Some 73 percent of the 727,000 patents granted across the world in 2006 were concentrated in a small number of countries of origin - Japan, the US, South Korea and Germany. Between 2000 and 2006, the number of patents granted to applicants from China and South Korea grew by an annual average of 26.5 percent and 23.2 percent respectively.
Applicants from Japan (approximately 1.6 million) and US (approximately 1.2 million) owned the bulk of the patents that were in force in 2006. Between 2004 and 2006, there was an 85 percent increase in the number of patents owned by applicants from Finland and a 47 percent increase in South Korean ownership.
More than half of the patents in force in 2006 were filed during the period 1997-2003. Many patents are not maintained for the full term of 20 years from filing typically because the cost of maintaining the patent exceeds the economic return on the related product or service.
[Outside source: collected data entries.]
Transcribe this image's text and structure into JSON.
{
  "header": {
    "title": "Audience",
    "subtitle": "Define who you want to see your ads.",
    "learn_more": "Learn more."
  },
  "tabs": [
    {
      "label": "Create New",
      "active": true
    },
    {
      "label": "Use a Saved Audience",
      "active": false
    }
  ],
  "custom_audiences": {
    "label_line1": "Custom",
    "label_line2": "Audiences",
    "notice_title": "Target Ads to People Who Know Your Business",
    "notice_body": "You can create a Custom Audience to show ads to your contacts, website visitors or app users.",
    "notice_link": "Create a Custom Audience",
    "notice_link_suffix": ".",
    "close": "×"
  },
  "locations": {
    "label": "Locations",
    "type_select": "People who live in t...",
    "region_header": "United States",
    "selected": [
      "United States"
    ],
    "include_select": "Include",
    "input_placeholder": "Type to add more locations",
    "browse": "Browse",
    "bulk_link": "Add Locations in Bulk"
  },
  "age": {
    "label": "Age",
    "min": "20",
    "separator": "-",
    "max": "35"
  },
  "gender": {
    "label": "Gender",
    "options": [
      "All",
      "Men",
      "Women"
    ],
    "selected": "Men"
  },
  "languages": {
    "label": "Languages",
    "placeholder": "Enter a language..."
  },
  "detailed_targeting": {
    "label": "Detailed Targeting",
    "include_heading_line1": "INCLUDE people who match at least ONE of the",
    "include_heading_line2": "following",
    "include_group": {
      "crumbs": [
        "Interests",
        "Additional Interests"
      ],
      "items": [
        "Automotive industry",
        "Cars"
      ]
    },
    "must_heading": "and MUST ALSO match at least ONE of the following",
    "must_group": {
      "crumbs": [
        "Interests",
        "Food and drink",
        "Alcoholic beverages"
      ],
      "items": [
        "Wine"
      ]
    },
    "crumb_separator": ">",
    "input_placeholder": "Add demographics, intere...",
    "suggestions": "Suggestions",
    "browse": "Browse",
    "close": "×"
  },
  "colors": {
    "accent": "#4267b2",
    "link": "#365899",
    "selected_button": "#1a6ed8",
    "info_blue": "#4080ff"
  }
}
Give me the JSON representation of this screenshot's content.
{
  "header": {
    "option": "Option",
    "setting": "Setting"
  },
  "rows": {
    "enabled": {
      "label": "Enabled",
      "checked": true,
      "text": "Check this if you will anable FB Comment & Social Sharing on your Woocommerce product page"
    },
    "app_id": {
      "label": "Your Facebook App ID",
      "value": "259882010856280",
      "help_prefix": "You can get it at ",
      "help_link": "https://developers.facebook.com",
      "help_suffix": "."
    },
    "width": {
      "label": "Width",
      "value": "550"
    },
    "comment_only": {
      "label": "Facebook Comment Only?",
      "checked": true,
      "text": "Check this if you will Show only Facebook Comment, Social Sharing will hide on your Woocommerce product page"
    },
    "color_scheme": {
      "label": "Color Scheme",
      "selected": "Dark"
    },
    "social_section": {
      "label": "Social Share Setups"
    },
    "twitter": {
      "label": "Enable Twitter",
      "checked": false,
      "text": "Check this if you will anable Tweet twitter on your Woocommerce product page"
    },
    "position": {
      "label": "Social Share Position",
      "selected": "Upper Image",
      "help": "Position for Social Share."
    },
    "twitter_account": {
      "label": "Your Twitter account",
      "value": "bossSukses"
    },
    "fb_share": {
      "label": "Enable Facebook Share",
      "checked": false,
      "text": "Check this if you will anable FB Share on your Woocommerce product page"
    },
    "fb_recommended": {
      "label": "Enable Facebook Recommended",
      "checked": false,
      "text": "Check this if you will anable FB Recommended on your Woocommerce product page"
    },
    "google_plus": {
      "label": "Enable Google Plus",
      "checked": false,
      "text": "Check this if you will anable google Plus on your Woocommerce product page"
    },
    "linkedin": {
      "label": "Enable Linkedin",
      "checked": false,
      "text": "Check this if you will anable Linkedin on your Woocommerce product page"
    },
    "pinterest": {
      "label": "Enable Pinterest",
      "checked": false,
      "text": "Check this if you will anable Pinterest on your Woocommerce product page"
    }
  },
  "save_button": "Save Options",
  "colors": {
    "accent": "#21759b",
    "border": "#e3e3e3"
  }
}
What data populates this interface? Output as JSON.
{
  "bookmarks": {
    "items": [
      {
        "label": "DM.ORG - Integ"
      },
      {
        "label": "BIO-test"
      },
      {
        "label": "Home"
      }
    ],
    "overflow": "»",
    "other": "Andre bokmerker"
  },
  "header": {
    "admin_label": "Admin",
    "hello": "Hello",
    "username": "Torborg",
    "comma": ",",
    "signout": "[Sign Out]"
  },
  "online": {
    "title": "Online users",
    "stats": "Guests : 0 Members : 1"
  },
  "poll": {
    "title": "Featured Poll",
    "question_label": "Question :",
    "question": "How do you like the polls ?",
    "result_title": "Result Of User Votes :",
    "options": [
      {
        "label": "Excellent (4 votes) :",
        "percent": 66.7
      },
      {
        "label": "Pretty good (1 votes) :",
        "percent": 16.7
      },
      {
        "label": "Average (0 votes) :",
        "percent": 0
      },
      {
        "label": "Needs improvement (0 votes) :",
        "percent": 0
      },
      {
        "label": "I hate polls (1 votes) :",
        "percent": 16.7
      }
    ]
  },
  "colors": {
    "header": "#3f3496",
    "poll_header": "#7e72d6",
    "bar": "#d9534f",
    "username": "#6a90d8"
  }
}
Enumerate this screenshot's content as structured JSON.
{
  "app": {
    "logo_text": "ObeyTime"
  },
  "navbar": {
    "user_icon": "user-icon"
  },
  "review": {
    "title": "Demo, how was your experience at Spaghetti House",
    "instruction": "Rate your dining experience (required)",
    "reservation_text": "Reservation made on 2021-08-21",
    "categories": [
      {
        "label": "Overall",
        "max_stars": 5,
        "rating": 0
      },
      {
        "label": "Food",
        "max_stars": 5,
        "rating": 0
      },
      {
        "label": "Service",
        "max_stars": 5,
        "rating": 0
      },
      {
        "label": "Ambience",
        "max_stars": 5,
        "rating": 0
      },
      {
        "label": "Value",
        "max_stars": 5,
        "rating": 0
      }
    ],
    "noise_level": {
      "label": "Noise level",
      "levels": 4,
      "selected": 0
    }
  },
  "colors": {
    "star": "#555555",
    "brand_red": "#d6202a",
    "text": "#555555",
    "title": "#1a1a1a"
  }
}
Maintenance fees are payable at intervals throughout the life of the patent. Only a minority of patents are maintained for the full term.
In 2005, the latest year for which technology data are available, the most intense patenting activity is evident in the following sectors: computer technology (144,594), telecommunications (116,770), and electrical machinery (121,350) technologies.
Between 2001 and 2005, patent filings in computer technology, optics, and semiconductors grew by 5.3 percent, 5.0 percent and 4.9 percent, a year, respectively. There was a modest increase in pharmaceuticals filings (1.7 percent) and a decrease in biotechnology filings (-2.7 percent).
Recent pressures on energy resources have boosted patenting activity in the energy sector, in particular in relation to thermal and photo solar energy, fuel cells and wind energy.
Applicants from Japan accounted for the largest number of applications in the fields of solar energy and fuel cells, whereas Germany and Japan were the top two countries of origin for wind energy technologies.
Patent Offices Workload
In 2006 major patent offices continued to be challenged by significant backlogs in applications to be processed. Gurry said that while the report underlines promising trends in the use of the patent system, “It also points to the need to find solutions to address the persistent backlogs in workload at many IP offices around the world.”
The number of patent applications pending examination at the USPTO rose to 1,051,502 in 2006. Similarly, in recent years the JPO has experienced a sharp rise in the number of pending applications with some 836,801 patent applications outstanding at the end of 2006.
This is largely due to the introduction of a reduced time limit for request for examination, from 7 years to 3 years, which is likely to increase the examination workload at the JPO for some years. The number of pending applications at other large patent offices, such as the European Patent Office, Germany and Canada is also significant.